If there is one key takeaway that I have from spending the past half-dozen years living in downtown Cincinnati and Over-the-Rhine, it’s that it gets hotter than hell in this town. I don’t know what it is, I guess the concrete and the reflective buildings and all the women in workout shorts, but I sweat an absurd amount when I’m on the street.

Fred Astaire would wear this even with no dress code. Source: Flickr

I am not lying when I tell you that I wear a white tank top (what the mansplainers call a ‘beater’) under every shirt, including t-shirts. If I don’t, I show up to work in the morning looking like I got caught in the crossfire of a middle-school water balloon fight. If I don’t wear shorts, I look like I sat in a puddle of water. I suppose in a way I did.

That brings me to my point: Get rid of dress codes

My job, which I call engineering but really mean ‘aggressively googling python errors,’ can be done in many different ways. Sitting, standing, laying, at home, at work, at the coffee shop, on vacation, ostensibly in a submarine, etc. I do not need a uniform to complete my work. I do not need a name badge or a polo shirt or shoes that are shiny. I certainly do not need a jacket, a tie, a bolo, pleats, or any kind of goddamned hat.

And neither do you.

If you work in any kind of an office setting and do any kind of work that involves filing, writing, copying, typing, calling via old-fashioned telephone, you do not need to wear long pants. Or long sleeves.

But, but, but Clients!

Okay, this one I can sort of empathize with. You need to, sartorially, meet the client where they are. If you are a banker and your client comes in wearing that JoS A Banks and shit, you can’t be flossing a tank top. Do people still say flossing? But if you work AT the bank, and you crunch numbers or use Excel for a living… what does having a shirt that has to be dry-cleaned improve about you work ethic?

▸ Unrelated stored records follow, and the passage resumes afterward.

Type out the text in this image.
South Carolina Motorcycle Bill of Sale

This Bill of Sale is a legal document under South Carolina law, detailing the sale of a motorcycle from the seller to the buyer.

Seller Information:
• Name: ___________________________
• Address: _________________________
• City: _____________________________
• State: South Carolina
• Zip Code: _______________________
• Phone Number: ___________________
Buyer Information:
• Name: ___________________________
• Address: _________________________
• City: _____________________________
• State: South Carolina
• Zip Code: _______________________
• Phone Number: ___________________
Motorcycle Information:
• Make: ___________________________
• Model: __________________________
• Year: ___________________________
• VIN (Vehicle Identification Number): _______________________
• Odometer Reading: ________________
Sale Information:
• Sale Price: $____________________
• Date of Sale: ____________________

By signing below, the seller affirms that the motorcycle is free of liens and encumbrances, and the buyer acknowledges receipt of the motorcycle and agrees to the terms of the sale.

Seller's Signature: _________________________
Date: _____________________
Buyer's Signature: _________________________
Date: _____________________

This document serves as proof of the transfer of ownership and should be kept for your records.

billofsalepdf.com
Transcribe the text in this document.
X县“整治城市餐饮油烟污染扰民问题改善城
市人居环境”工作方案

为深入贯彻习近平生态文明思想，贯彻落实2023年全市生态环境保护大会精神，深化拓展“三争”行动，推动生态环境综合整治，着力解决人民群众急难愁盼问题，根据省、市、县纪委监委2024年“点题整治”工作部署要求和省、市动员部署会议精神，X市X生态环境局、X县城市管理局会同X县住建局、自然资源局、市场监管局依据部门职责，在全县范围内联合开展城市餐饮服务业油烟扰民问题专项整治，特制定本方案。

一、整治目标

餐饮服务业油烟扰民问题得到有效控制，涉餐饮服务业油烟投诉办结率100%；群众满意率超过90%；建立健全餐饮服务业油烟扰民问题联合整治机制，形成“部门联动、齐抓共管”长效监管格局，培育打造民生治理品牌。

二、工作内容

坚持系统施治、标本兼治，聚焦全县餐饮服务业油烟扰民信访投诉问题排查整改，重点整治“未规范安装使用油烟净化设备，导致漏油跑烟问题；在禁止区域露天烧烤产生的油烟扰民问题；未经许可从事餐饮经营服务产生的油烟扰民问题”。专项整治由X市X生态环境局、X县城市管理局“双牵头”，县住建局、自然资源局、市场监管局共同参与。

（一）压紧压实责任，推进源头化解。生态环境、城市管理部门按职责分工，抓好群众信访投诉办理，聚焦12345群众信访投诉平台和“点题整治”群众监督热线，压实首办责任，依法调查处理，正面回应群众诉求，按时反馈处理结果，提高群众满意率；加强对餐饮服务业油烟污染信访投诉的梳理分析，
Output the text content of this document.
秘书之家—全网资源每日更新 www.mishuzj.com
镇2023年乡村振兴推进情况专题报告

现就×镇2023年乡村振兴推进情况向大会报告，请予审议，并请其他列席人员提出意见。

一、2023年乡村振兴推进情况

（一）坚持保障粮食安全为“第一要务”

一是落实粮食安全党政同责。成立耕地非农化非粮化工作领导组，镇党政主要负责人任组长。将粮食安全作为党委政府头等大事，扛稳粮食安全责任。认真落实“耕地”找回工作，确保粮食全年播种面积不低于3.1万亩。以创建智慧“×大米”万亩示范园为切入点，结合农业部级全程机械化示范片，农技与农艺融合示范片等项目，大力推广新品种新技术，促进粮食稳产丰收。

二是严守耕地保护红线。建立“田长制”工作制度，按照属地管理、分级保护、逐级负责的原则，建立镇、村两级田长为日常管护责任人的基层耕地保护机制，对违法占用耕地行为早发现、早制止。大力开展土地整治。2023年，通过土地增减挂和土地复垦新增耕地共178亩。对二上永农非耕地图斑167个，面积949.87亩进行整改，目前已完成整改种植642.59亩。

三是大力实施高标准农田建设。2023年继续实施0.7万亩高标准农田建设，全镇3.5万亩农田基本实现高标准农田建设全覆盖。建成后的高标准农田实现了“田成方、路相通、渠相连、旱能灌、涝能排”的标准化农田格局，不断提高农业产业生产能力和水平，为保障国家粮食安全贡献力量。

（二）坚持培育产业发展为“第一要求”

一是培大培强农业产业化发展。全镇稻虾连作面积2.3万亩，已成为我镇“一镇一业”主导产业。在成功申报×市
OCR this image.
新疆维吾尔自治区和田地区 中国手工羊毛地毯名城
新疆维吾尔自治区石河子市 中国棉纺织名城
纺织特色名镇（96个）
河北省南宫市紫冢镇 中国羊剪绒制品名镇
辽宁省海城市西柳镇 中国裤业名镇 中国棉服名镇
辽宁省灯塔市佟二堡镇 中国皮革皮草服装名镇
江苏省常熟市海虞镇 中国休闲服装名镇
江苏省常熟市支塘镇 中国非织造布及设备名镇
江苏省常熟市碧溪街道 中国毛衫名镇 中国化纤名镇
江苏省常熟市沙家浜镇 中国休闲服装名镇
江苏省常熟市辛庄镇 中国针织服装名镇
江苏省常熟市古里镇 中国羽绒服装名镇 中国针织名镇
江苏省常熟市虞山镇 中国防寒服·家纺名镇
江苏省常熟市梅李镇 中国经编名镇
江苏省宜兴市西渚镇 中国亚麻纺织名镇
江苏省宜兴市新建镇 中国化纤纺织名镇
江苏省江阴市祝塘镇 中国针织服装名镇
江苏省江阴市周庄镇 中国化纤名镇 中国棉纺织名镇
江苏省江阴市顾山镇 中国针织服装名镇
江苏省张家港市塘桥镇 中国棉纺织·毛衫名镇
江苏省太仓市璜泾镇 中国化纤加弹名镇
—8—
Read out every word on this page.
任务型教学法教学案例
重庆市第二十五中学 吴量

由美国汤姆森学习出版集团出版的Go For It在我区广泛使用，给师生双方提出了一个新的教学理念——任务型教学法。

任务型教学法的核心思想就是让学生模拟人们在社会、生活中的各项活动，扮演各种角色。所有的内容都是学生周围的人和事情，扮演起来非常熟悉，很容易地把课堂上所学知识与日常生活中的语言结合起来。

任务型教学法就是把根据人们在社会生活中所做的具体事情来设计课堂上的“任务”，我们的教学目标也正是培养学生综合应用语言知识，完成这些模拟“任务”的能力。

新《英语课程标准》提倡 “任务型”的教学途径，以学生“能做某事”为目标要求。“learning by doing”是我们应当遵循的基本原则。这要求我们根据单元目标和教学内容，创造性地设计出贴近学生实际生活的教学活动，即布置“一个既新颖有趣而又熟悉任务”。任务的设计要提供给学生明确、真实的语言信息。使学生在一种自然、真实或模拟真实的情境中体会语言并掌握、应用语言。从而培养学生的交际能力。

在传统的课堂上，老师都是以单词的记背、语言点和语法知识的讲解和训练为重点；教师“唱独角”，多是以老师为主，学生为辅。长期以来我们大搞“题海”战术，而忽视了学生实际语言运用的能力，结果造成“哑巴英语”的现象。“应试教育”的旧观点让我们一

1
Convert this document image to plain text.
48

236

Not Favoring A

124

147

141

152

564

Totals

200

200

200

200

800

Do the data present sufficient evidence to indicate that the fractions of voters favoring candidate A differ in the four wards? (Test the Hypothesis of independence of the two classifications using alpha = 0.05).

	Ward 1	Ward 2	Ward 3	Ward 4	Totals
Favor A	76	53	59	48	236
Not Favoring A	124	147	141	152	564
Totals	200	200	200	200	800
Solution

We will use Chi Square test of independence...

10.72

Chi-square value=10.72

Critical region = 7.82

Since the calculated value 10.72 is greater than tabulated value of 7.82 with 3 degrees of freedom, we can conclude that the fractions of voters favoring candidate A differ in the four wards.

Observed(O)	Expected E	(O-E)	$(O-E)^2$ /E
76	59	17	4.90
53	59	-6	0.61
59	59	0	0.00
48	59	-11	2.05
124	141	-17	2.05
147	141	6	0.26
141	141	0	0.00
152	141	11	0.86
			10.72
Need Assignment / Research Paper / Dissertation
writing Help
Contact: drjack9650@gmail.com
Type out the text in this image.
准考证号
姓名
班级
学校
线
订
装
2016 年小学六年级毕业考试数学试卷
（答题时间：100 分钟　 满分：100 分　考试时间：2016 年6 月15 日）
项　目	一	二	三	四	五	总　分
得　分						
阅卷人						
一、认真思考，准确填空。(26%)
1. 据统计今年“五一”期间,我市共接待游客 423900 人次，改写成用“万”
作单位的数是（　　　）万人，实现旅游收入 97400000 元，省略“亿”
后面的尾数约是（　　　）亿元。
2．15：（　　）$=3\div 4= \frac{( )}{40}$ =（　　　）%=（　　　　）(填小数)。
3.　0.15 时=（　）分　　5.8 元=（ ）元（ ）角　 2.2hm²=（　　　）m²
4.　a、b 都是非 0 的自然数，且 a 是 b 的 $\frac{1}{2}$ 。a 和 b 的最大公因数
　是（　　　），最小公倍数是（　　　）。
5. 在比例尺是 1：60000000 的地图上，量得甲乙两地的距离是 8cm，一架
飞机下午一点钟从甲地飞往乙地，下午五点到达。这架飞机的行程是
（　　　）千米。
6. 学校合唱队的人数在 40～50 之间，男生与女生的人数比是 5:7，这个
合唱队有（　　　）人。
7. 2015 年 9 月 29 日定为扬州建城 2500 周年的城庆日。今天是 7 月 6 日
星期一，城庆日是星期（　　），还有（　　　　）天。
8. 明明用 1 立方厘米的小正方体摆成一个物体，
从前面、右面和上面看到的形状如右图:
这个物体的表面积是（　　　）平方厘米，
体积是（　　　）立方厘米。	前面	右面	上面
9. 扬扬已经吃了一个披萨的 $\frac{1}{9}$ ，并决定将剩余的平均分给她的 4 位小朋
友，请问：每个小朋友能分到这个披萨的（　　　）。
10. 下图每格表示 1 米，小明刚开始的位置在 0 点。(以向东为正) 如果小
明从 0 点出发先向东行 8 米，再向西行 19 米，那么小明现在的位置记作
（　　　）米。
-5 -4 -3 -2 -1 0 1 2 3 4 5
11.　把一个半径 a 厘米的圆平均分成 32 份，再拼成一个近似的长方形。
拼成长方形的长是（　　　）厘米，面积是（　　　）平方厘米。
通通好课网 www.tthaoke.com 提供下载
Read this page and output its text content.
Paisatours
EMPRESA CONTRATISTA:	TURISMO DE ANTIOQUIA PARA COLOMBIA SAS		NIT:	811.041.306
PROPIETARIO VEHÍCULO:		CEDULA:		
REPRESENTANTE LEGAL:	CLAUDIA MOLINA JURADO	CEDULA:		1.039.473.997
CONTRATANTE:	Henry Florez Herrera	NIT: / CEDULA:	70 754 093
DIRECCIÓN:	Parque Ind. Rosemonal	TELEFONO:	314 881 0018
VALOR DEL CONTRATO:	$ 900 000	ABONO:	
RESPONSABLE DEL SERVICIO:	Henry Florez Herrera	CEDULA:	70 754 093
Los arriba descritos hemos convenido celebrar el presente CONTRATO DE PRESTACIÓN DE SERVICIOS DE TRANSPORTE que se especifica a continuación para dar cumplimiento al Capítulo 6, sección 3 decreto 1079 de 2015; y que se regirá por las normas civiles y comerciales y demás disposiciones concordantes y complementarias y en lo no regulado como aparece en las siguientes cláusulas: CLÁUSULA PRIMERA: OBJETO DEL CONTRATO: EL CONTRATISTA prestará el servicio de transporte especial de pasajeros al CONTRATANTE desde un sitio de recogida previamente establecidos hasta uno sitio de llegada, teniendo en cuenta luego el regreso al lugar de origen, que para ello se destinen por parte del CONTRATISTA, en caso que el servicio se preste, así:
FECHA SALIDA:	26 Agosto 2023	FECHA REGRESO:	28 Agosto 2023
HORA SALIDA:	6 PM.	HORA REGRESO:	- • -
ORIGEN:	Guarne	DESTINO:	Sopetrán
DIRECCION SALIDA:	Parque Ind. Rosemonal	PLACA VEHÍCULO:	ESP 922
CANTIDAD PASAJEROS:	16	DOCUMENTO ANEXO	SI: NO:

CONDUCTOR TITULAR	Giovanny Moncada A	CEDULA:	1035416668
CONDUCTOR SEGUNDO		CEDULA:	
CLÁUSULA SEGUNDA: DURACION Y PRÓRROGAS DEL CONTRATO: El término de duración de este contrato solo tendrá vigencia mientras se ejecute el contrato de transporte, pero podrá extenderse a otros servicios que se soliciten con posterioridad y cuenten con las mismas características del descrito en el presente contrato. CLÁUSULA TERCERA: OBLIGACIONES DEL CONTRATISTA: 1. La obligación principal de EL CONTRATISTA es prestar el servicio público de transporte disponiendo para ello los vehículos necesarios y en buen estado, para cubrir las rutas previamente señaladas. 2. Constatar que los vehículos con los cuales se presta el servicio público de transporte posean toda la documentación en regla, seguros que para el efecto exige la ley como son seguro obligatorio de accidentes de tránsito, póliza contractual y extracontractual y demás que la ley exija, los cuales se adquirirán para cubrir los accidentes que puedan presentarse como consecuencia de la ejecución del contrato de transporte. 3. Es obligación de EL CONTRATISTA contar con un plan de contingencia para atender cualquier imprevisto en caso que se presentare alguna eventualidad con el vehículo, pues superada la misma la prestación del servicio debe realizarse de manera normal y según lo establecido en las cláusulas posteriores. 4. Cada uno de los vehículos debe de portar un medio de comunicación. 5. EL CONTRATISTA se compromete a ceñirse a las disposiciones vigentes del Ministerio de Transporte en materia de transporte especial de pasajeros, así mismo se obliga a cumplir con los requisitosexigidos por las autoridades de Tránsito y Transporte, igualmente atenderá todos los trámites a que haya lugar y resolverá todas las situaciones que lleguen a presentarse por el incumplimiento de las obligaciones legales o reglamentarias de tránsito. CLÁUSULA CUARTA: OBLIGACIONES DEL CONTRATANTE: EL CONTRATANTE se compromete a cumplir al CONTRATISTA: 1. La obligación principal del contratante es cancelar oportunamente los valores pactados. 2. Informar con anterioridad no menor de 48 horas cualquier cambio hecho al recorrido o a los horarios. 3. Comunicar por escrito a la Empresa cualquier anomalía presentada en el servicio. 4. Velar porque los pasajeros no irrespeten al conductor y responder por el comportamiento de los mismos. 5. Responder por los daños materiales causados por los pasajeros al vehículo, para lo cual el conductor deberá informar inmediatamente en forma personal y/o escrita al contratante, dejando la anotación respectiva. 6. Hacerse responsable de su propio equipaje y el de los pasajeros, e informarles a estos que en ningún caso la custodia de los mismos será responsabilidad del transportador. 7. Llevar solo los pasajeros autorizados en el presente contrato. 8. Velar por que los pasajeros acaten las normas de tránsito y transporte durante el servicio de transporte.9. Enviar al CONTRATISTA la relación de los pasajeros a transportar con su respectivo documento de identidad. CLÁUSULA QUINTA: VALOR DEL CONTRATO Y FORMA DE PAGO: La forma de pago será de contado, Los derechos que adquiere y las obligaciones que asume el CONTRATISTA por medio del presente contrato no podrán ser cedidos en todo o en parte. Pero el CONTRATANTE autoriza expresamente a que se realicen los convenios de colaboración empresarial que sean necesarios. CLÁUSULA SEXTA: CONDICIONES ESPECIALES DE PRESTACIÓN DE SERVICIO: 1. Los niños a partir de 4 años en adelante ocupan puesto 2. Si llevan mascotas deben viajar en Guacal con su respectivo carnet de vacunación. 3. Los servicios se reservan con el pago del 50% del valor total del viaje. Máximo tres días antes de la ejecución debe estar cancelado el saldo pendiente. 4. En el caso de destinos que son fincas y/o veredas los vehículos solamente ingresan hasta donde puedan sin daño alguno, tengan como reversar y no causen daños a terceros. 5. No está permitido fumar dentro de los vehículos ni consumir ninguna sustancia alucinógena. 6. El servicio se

Another reason you might need a uniform is safety. If you are the guy in the shiny silver suit with the long spoon thing pouring liquid molten steel into molds, then you probably shouldn’t wear flip-flops on the factory floor. If you cut meat for a living, you probably should wear something to keep blood and bovine feces off your Levis.

Other than that, quit it with dress codes. They are archaic, pointless, and lack creativity. Let your people express themselves. There are so many studies I won’t bother to look up a single one of them that state that diversity of people and ideas is good for business.

Be the bro tank you want to see in the world.